LC Oscillations Questions in English

(B) The natural frequency of an $LC$ circuit is given by $f = \frac{1}{2 \pi \sqrt{LC}}$.
Given,initial frequency $f = 120 \ kHz$.
When a dielectric material of constant $K$ is introduced,the capacitance becomes $C' = KC$.
The new frequency is $f' = f - 20 \ kHz = 120 - 20 = 100 \ kHz$.
The new frequency is $f' = \frac{1}{2 \pi \sqrt{L(KC)}} = \frac{1}{\sqrt{K}} \times \frac{1}{2 \pi \sqrt{LC}} = \frac{f}{\sqrt{K}}$.
Therefore,$\frac{f}{f'} = \sqrt{K}$.
Substituting the values: $\frac{120}{100} = \sqrt{K} \Rightarrow 1.2 = \sqrt{K}$.
Squaring both sides: $K = (1.2)^2 = 1.44$.

(C) The natural frequency of an $L-C$ circuit is given by $f = \frac{1}{2 \pi \sqrt{LC}}$.
This implies $f \propto \frac{1}{\sqrt{C}}$.
When the capacitor $C$ is replaced by a capacitor $C'$ with a dielectric medium of constant $K$,the new capacitance becomes $C' = KC$.
The new frequency $f'$ is given as $f' = f - 25 \text{ kHz} = 125 \text{ kHz} - 25 \text{ kHz} = 100 \text{ kHz}$.
Taking the ratio of the frequencies:
$\frac{f'}{f} = \sqrt{\frac{C}{C'}} = \sqrt{\frac{C}{KC}} = \frac{1}{\sqrt{K}}$.
Substituting the values:
$\frac{100}{125} = \frac{1}{\sqrt{K}}$.
$\frac{4}{5} = \frac{1}{\sqrt{K}} \implies \sqrt{K} = \frac{5}{4} = 1.25$.
Therefore,$K = (1.25)^2 = 1.5625 \approx 1.56$.

(B) $1$. Initially,the switch $S_1$ is closed and $S_2$ is open. The capacitor $C$ charges to the potential $V$ of the battery.
$2$. The energy stored in the capacitor is $U_C = \frac{1}{2} C V^2$.
$3$. When $S_1$ is opened and $S_2$ is closed,the capacitor discharges through the inductor $L$,forming an $LC$ oscillation circuit.
$4$. According to the law of conservation of energy,the maximum energy stored in the capacitor is transferred to the inductor as magnetic energy when the current is maximum $(i_{max})$.
$5$. $\frac{1}{2} C V^2 = \frac{1}{2} L i_{max}^2$
$6$. Solving for $i_{max}$,we get $i_{max}^2 = \frac{C V^2}{L}$,which implies $i_{max} = V \sqrt{\frac{C}{L}}$.

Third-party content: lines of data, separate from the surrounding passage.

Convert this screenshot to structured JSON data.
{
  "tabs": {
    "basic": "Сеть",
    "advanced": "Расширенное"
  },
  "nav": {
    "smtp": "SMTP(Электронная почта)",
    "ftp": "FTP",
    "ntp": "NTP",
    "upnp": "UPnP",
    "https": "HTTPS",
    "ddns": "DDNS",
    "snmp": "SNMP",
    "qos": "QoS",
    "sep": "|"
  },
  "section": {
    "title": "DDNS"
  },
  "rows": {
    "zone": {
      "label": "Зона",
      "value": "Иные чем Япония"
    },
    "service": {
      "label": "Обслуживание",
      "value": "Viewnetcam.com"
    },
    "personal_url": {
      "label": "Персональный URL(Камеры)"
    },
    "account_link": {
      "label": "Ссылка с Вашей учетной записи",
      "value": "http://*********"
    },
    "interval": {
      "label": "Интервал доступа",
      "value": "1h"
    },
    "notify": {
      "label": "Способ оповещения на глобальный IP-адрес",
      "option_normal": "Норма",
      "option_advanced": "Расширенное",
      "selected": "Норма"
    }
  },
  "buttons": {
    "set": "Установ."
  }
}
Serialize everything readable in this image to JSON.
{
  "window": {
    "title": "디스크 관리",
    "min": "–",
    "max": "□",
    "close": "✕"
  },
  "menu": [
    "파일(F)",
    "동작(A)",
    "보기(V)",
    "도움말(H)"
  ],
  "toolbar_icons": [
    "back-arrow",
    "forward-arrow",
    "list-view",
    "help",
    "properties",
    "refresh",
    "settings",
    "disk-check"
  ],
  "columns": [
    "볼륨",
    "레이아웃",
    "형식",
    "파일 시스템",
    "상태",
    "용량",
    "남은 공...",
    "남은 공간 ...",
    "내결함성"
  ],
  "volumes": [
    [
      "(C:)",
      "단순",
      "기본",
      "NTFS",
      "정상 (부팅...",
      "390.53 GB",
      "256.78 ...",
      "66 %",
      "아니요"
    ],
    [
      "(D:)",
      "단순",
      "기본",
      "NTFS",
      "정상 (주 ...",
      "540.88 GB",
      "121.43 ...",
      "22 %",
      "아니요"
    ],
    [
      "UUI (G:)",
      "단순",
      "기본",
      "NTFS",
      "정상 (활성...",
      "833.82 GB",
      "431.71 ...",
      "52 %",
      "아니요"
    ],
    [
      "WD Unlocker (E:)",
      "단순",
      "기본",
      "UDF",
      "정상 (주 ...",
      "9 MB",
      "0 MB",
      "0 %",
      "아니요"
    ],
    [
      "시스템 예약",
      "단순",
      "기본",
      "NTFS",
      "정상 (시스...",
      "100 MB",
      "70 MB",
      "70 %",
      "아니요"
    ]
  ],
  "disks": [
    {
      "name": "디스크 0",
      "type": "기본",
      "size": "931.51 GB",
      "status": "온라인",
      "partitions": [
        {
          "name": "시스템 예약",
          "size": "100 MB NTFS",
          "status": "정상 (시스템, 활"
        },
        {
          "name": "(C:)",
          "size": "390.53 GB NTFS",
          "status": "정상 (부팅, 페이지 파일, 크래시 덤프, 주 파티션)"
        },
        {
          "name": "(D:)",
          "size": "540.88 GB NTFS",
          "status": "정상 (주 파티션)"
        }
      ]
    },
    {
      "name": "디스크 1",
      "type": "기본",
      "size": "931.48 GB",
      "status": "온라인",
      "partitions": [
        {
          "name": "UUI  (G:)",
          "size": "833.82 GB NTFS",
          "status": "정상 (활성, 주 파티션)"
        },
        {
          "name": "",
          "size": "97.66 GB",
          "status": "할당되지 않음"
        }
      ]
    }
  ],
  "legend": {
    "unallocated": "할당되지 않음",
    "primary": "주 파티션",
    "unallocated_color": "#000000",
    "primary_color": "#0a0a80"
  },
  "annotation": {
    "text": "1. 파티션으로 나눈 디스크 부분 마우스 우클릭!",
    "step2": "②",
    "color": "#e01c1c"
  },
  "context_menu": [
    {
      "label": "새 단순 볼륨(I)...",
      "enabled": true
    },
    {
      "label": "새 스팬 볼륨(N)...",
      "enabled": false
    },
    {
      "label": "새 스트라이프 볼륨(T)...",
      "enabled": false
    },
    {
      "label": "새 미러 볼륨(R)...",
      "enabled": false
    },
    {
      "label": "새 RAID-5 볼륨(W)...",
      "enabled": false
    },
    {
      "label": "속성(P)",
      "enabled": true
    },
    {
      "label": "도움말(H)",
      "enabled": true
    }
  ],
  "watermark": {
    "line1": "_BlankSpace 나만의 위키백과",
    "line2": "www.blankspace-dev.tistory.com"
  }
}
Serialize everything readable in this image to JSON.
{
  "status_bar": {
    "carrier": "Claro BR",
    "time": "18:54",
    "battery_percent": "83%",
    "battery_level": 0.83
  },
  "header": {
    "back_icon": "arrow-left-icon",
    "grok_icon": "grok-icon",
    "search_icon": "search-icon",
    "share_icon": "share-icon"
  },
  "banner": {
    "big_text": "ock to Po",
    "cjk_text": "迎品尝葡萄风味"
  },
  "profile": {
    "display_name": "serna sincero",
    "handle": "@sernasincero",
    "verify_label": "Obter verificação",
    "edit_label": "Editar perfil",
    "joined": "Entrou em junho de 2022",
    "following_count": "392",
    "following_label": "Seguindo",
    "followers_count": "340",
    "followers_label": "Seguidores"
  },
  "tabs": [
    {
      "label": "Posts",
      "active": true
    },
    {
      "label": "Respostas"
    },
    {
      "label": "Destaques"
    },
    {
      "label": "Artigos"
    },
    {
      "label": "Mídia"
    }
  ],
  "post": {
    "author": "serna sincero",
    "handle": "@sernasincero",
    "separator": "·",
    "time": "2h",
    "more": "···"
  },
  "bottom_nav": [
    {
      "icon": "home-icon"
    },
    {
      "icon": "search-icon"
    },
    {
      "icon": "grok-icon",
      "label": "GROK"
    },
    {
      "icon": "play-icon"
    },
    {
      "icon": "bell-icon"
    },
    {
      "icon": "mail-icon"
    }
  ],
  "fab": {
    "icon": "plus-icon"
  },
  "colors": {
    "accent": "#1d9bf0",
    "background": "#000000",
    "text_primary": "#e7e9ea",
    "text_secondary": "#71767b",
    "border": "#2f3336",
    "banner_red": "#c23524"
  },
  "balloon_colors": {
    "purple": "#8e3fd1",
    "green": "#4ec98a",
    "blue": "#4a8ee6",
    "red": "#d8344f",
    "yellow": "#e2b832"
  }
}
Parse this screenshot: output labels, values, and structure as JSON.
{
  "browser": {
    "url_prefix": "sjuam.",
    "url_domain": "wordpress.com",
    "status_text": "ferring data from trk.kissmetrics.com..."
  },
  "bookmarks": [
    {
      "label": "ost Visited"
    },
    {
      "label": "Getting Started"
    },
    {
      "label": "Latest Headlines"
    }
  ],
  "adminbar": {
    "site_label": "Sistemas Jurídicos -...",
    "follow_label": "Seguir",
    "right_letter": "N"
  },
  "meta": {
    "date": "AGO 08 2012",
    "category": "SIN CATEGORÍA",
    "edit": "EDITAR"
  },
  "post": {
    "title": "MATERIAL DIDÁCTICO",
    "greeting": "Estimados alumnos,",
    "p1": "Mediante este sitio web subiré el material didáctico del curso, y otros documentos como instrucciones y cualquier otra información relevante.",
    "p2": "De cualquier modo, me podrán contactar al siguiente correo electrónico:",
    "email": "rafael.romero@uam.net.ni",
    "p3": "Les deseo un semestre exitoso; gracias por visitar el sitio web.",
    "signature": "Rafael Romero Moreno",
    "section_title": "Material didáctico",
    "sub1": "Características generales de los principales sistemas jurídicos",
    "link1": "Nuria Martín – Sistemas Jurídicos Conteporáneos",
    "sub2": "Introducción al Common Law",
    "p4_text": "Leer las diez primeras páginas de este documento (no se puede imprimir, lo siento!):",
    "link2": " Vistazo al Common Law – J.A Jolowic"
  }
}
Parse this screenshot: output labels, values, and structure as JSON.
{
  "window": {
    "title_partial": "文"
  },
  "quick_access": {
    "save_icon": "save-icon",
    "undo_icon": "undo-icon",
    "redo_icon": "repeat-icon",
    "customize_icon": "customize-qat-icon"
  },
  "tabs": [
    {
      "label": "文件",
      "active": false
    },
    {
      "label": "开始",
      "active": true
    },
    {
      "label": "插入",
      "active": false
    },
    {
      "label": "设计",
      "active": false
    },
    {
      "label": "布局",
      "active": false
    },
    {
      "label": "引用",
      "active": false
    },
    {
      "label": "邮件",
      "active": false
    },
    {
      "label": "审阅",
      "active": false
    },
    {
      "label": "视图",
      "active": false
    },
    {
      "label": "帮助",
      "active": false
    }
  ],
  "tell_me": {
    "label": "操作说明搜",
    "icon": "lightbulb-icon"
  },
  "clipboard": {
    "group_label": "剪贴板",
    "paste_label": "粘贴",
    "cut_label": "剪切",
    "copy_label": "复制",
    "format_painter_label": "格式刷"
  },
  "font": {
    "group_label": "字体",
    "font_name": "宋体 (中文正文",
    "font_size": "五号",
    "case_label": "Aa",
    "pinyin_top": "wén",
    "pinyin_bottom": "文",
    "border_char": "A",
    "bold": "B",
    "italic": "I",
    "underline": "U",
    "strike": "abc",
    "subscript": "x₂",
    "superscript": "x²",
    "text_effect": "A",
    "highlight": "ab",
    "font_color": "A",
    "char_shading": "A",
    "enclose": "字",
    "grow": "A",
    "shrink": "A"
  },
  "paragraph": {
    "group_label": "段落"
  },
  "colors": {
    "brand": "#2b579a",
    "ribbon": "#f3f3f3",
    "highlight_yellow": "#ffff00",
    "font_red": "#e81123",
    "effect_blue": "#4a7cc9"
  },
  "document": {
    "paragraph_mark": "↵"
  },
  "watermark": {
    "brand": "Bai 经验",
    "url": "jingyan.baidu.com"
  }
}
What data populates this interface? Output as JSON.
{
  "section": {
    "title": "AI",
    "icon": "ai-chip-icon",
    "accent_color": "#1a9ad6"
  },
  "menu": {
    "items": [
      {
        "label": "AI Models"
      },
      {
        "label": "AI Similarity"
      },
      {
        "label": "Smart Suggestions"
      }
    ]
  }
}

(B) The capacitor is charged to a potential difference of $V = 50 \ V$. When the battery is removed and the capacitor is connected to the inductor,the circuit forms an $LC$ oscillator.
At $t=0$,the charge on the capacitor is maximum,so the potential difference across it is $V_{max} = 50 \ V$.
The voltage across the inductor is given by $V_L = L \frac{dI}{dt}$.
In an $LC$ circuit,the sum of potential differences is zero: $V_C + V_L = 0$,which implies $|V_L| = |V_C|$.
At $t=0$,the current $I=0$,so the entire potential of the capacitor appears across the inductor.
Thus,$L \left( \frac{dI}{dt} \right)_{max} = V_{max}$.
Given $L = 10 \ mH = 10 \times 10^{-3} \ H$ and $V_{max} = 50 \ V$.
$\left( \frac{dI}{dt} \right)_{max} = \frac{50}{10 \times 10^{-3}} = \frac{50}{0.01} = 5000 \ A s^{-1}$.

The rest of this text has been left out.